En Italia, Mediobanca fracasó en su intento de hacerse con Banca Generali en un movimiento que buscaba contrarrestar la OPA de Monte dei Paschi, que sí fue exitosa y se consolidó como uno de los mayores logros en la banca europea con un valor de 12.000 millones de euros. Por otro lado, BPER logró adquirir Banca Popolare di Sondrio, aunque no tuvo el respaldo del consejo de esta última.
### Desafíos en Operaciones Transfronterizas
La situación no es menos compleja en los países nórdicos, donde Arion Banki no pudo adquirir Islandsbanki en Islandia, y en Dinamarca, donde las ofertas sobre Nordfyns Bank no fructificaron. Todo esto pone en relieve la reticencia de las industrias bancarias a participar en fusiones transfronterizas, a pesar del interés de los reguladores por crear entidades paneuropeas robustas capaces de competir con gigantes estadounidenses. Las entidades europeas, sin embargo, temen una volátil ejecución debido a regulaciones fragmentadas y la falta de una unión bancaria completa.

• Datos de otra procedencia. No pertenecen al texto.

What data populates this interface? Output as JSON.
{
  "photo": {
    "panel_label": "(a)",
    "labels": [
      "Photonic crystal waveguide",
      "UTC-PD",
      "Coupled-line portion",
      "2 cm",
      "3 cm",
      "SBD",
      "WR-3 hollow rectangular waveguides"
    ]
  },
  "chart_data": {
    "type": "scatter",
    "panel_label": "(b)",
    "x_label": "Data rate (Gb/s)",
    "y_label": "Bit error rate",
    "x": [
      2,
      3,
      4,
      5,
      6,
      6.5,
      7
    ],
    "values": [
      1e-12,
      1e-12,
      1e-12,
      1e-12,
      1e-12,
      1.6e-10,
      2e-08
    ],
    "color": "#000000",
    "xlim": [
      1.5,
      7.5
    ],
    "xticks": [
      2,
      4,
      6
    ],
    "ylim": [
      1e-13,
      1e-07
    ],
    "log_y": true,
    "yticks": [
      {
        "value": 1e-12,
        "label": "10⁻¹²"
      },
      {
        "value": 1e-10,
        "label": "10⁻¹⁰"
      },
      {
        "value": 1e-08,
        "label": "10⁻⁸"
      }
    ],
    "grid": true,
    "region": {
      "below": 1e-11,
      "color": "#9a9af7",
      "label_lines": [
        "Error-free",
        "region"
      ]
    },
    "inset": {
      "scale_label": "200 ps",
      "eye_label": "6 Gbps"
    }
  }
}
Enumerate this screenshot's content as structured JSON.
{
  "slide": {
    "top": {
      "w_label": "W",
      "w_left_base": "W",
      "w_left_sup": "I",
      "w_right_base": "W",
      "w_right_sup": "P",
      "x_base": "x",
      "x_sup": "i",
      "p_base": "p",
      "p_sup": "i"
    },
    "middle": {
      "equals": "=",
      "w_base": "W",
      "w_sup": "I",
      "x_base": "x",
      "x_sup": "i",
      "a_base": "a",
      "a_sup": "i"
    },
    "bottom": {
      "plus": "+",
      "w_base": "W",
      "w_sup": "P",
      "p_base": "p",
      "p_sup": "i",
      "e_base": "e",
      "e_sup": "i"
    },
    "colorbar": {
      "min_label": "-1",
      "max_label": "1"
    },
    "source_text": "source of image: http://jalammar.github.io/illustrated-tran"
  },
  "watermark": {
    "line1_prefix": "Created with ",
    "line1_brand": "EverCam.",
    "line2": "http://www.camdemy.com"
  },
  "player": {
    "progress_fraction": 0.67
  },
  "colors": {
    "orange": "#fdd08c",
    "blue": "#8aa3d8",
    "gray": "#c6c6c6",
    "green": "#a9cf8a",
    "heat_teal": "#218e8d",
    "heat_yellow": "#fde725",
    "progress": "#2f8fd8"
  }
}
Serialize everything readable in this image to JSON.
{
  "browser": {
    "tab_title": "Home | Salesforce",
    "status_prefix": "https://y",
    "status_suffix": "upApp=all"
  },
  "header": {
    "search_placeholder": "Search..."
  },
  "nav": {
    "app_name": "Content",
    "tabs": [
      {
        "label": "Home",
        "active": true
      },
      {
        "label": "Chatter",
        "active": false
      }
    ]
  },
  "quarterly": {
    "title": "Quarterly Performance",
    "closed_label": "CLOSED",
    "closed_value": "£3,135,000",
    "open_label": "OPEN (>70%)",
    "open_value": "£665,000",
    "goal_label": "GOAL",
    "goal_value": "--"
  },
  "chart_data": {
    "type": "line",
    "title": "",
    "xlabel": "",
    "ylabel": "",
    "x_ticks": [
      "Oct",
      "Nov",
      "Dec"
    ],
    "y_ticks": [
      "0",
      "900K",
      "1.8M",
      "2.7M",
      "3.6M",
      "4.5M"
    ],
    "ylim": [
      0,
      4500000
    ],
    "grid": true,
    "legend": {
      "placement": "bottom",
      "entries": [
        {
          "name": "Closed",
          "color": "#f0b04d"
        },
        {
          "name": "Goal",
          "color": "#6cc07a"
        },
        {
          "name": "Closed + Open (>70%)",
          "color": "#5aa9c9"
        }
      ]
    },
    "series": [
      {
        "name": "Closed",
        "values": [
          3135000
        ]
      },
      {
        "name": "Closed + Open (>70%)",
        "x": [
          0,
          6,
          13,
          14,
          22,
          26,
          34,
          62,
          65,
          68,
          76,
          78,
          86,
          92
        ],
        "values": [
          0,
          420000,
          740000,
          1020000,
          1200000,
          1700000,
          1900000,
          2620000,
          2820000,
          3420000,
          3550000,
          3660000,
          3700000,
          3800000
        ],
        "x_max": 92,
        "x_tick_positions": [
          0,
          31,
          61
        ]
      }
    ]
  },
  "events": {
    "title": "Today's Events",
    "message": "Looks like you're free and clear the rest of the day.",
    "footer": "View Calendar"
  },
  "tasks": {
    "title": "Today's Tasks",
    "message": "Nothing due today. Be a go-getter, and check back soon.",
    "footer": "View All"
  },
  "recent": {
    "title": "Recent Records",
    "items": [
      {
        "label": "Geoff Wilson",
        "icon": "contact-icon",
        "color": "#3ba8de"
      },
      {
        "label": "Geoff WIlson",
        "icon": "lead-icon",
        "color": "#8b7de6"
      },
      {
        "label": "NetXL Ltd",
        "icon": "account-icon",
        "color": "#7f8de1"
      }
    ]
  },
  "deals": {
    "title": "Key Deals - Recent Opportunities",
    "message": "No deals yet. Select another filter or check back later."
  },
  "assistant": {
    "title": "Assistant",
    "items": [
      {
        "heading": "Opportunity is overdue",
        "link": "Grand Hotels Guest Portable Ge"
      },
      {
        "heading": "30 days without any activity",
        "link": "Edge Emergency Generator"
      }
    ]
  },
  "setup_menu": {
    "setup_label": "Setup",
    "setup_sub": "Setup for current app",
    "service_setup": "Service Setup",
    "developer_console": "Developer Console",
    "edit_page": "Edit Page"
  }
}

A pesar de los fracasos nacionales, el interés por operaciones transfronterizas persiste. Dos recientes transacciones son testimonio de esto. El Santander firmó un acuerdo para vender su banco en Polonia a Erste Bank, que representa una valoración cercana a los 7.000 millones de euros. Además, la entidad española adquirió TSB, la filial británica del Sabadell, en una jugada estratégica que le consolidará como el tercer banco en el Reino Unido.
La otra operación significativa fue la adquisición del banco portugués Novo Banco por parte de BPCE, una victoria sobre CaixaBank, que también aspiraba a ingresar al mercado luso.
Estos movimientos exitosos y la continua búsqueda de colaboración internacional, generan un saldo positivo que supera los 35.000 millones de euros, marcando un contraste interesante con los fracasos en operaciones nacionales.